What do you think of e-ScienceCity? Click here!

Storing data

The relative importance of storage in the development of computer systems has shifted over the decades. What was once a bottleneck in both computer system and software design – due to the relatively high cost per unit of both temporary memory (RAM) and permanent storage (hard disks, floppy disks, flash memory) – is now inexpensive and abundantly available. The key question now is not whether we should store data (in fact, there are good reasons why scientists should keep all their data (see Processing Data) but where we should store it.

An increasingly popular solution is to store data ‘in the cloud’, which means it is off-site but accessible over the internet. This can be both more convenient for users wanting to get their data wherever they are (providing they have internet access, of course!) and more cost-effective, thanks to the economies of scale achieved by the storage provider. However, whether data stored in the cloud is secure from hackers and whether it is subject to any clauses that could challenge an individual’s right to own the data and do with it as they please could be called into question.
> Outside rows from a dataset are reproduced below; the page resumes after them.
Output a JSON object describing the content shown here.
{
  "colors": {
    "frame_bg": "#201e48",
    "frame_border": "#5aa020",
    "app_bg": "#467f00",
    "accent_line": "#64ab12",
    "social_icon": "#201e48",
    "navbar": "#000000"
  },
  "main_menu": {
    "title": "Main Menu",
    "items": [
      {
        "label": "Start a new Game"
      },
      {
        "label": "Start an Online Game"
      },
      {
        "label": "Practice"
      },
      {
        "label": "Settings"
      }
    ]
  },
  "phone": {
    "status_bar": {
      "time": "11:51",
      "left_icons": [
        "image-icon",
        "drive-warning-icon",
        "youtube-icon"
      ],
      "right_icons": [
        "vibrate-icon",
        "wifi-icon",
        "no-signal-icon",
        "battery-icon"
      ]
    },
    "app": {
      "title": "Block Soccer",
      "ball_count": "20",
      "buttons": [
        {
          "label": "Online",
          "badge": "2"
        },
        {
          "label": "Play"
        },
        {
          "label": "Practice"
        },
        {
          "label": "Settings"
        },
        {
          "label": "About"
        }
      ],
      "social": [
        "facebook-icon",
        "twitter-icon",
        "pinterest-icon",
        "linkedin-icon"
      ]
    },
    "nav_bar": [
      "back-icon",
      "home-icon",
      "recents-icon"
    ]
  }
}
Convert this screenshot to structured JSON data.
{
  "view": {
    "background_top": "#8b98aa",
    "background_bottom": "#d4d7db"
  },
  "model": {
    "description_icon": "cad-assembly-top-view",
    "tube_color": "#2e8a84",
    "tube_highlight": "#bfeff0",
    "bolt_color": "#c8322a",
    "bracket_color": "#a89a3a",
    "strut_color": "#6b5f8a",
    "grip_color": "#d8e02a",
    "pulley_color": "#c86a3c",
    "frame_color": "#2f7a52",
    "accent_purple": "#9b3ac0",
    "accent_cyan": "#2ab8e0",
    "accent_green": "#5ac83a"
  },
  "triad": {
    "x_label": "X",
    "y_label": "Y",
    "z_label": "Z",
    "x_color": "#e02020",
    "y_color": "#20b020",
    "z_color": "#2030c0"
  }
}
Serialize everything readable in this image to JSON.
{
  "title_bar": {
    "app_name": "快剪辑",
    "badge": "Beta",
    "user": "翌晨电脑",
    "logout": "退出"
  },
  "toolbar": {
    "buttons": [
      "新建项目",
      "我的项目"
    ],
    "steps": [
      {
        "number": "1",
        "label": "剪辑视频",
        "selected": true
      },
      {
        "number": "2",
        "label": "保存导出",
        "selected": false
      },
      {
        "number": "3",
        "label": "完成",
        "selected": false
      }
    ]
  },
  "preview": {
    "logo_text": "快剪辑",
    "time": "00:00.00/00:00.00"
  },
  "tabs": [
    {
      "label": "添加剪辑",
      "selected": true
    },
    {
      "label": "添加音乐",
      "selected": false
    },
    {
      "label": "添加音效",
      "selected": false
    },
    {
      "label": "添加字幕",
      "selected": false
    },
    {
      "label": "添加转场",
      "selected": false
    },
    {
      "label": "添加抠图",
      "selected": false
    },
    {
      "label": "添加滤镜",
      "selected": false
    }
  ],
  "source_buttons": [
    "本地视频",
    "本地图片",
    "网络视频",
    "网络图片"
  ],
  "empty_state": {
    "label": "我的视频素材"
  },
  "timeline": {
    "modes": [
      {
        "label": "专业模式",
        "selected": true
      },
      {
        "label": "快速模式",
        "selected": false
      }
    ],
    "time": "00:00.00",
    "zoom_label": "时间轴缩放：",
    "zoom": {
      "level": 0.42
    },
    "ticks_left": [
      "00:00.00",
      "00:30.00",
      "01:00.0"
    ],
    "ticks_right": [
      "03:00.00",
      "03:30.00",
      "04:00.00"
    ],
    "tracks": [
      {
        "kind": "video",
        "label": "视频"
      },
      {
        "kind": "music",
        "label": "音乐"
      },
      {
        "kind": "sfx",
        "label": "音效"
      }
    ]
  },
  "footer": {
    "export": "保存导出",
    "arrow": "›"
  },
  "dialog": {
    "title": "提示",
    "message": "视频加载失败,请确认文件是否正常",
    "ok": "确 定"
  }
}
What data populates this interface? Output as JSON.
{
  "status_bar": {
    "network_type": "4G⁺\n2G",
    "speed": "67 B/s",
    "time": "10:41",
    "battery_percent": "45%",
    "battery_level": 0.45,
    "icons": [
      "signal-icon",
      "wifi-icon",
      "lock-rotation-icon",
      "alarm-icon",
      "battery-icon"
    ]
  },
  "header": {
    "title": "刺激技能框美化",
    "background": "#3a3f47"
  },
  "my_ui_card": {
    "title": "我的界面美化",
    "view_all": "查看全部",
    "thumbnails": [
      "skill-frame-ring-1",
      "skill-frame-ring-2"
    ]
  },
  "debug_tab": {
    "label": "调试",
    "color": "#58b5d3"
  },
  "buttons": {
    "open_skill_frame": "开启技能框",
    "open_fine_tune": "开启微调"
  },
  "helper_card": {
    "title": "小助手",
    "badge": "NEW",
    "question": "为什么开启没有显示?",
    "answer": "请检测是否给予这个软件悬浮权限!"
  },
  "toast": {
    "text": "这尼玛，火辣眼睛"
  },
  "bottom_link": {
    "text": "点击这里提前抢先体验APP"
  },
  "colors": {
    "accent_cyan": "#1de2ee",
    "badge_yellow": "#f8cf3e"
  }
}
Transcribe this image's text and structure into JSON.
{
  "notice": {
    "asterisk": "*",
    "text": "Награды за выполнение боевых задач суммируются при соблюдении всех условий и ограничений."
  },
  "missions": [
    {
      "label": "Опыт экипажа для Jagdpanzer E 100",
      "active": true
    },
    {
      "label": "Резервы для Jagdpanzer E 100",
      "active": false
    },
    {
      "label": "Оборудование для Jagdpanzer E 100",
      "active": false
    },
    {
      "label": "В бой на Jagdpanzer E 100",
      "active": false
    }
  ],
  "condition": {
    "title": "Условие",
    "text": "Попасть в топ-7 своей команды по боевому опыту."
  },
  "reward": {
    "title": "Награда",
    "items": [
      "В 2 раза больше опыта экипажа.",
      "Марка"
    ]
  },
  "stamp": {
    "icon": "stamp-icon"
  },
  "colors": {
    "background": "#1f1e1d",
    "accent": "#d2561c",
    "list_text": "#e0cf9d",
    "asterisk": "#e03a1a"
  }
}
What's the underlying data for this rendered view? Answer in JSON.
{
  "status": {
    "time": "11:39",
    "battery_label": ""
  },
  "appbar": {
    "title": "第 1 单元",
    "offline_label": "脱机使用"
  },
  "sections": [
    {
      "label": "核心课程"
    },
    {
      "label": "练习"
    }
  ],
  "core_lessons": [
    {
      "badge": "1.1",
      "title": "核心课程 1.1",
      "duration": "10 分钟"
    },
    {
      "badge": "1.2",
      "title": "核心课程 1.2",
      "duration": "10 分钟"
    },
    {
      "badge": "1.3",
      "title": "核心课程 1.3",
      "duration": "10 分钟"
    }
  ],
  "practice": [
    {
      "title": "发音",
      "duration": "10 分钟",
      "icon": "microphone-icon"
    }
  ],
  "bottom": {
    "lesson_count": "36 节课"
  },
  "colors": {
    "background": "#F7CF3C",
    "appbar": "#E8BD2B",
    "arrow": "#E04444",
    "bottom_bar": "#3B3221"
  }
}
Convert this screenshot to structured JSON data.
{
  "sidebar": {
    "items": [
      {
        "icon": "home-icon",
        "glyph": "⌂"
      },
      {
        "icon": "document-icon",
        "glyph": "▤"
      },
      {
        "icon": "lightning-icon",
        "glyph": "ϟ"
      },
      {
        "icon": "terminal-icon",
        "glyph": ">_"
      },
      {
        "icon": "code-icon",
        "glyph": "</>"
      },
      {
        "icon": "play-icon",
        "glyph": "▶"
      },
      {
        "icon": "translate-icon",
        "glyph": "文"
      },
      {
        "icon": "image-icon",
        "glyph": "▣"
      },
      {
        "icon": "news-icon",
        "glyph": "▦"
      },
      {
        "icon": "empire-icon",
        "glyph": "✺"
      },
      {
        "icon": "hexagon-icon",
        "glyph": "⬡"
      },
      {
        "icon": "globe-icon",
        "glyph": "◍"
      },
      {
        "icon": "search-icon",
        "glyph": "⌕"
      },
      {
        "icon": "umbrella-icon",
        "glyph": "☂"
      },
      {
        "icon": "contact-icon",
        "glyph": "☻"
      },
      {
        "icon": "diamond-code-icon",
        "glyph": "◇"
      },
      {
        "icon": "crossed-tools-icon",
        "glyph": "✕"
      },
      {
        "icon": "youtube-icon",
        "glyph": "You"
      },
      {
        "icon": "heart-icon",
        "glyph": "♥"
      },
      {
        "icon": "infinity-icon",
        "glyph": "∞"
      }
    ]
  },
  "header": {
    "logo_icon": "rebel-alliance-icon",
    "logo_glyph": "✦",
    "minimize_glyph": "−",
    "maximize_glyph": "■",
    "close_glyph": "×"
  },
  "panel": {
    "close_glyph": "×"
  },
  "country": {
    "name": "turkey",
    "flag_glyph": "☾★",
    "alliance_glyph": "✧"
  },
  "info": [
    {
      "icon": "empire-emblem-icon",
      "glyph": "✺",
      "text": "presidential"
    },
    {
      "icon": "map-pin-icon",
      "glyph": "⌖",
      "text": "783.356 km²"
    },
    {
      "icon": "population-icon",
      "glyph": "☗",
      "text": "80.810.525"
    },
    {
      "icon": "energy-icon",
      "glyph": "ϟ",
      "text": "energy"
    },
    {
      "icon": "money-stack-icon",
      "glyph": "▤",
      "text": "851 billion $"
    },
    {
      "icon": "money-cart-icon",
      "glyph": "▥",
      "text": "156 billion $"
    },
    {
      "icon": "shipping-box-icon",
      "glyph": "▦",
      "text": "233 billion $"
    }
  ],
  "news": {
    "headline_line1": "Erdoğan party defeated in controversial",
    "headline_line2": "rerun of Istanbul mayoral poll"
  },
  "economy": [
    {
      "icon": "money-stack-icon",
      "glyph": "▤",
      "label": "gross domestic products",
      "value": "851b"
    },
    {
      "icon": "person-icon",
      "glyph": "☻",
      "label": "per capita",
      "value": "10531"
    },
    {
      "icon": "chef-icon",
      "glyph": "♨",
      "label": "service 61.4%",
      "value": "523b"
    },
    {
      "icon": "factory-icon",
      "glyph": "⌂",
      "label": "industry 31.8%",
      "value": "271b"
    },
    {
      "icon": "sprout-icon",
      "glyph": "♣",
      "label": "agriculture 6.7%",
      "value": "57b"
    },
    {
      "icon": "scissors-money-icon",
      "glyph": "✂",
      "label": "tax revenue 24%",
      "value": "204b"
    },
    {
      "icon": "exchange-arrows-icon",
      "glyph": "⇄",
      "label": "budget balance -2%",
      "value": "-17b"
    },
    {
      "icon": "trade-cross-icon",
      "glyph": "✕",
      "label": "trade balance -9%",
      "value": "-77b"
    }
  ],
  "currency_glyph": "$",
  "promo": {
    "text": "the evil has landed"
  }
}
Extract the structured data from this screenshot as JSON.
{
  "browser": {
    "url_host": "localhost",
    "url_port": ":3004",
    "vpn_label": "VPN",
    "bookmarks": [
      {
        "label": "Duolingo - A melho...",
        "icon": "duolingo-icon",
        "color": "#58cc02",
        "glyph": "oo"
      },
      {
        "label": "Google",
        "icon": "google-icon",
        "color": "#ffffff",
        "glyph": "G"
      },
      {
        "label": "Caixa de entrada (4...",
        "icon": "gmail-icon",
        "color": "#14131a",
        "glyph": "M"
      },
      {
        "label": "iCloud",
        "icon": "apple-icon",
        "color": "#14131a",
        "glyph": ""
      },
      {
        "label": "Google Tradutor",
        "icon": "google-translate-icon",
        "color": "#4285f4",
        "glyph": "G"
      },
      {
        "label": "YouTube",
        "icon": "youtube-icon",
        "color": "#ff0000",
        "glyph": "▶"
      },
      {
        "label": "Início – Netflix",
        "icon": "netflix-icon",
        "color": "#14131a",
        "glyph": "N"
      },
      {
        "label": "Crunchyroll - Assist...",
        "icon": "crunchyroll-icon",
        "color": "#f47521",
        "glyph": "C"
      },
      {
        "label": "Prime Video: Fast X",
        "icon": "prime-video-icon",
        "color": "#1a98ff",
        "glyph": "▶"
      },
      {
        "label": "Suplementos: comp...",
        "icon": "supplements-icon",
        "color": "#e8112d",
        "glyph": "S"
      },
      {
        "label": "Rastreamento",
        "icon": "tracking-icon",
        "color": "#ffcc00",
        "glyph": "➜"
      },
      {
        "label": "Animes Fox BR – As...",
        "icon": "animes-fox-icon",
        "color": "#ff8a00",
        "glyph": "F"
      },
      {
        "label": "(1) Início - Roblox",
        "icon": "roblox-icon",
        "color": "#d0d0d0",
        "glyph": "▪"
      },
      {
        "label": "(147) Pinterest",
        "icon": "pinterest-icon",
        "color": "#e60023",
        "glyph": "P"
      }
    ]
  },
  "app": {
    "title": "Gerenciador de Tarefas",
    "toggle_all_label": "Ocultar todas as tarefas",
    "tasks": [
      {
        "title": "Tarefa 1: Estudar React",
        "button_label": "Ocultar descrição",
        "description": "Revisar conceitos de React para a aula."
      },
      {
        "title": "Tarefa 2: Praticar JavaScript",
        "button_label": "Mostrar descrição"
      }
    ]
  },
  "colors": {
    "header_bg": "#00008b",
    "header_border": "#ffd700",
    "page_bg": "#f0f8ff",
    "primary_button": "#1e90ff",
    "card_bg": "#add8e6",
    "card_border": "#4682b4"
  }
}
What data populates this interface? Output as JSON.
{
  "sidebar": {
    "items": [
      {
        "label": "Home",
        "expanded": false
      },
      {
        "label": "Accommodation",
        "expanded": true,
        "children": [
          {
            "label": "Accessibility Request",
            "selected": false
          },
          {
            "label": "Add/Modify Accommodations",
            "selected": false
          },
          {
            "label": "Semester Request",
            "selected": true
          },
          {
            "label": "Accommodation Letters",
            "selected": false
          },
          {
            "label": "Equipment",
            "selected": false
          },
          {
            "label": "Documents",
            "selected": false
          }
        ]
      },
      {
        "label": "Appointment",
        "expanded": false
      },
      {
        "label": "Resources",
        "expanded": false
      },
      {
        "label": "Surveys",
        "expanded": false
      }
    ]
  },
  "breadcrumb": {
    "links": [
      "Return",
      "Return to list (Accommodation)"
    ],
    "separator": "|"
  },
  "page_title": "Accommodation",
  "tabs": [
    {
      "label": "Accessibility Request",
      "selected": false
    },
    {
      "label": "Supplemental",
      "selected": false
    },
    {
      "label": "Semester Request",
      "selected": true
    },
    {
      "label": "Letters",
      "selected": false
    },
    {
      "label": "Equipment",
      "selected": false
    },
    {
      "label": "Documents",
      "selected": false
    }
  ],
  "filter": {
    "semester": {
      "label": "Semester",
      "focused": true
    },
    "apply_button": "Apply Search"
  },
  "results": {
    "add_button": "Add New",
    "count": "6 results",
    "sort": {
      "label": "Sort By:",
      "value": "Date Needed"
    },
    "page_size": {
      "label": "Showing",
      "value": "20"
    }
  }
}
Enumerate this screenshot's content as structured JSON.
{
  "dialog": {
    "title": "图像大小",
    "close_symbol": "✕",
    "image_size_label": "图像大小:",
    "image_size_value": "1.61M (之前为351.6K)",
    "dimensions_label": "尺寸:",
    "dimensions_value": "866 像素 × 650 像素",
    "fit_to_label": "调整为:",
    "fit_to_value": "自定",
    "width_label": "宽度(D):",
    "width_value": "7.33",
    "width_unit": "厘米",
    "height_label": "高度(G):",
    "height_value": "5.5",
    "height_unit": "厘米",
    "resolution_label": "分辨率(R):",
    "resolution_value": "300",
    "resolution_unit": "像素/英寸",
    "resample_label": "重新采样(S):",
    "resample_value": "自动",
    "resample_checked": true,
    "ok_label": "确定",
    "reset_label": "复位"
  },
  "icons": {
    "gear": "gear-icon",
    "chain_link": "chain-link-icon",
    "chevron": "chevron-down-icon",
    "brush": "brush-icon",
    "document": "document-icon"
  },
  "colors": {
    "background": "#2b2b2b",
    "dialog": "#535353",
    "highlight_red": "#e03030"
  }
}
Cloud services are provided both by private companies (such as box.com, dropbox.com or Amazon S3) and, for publicly funded research, there are scientific or ‘academic’ clouds offering storage to cloud-based applications (examples include Venus-C, Globus, Stratuslab and KC Class). While services offered by the private companies may be perfectly secure and reliable for the purposes of research in academia, researchers need to be aware of any clauses in the terms of service of a private provider that could infringe on their rights to that data – some academic institutions have questioned the user licence agreements of these services, and advocate the research-focused clouds.

Whether it’s stored ‘locally’ on a computers internal hard drive, a memory stick, or a business or home server storage, or stored ‘in the cloud’, it has to reside somewhere in one or more physical locations. This could expose the data to risk from cybercrimes that attack the infrastructure itself.

The best solutions distribute and duplicate the data around the globe – just as a user might back up important data to a USB stick or external hard drive.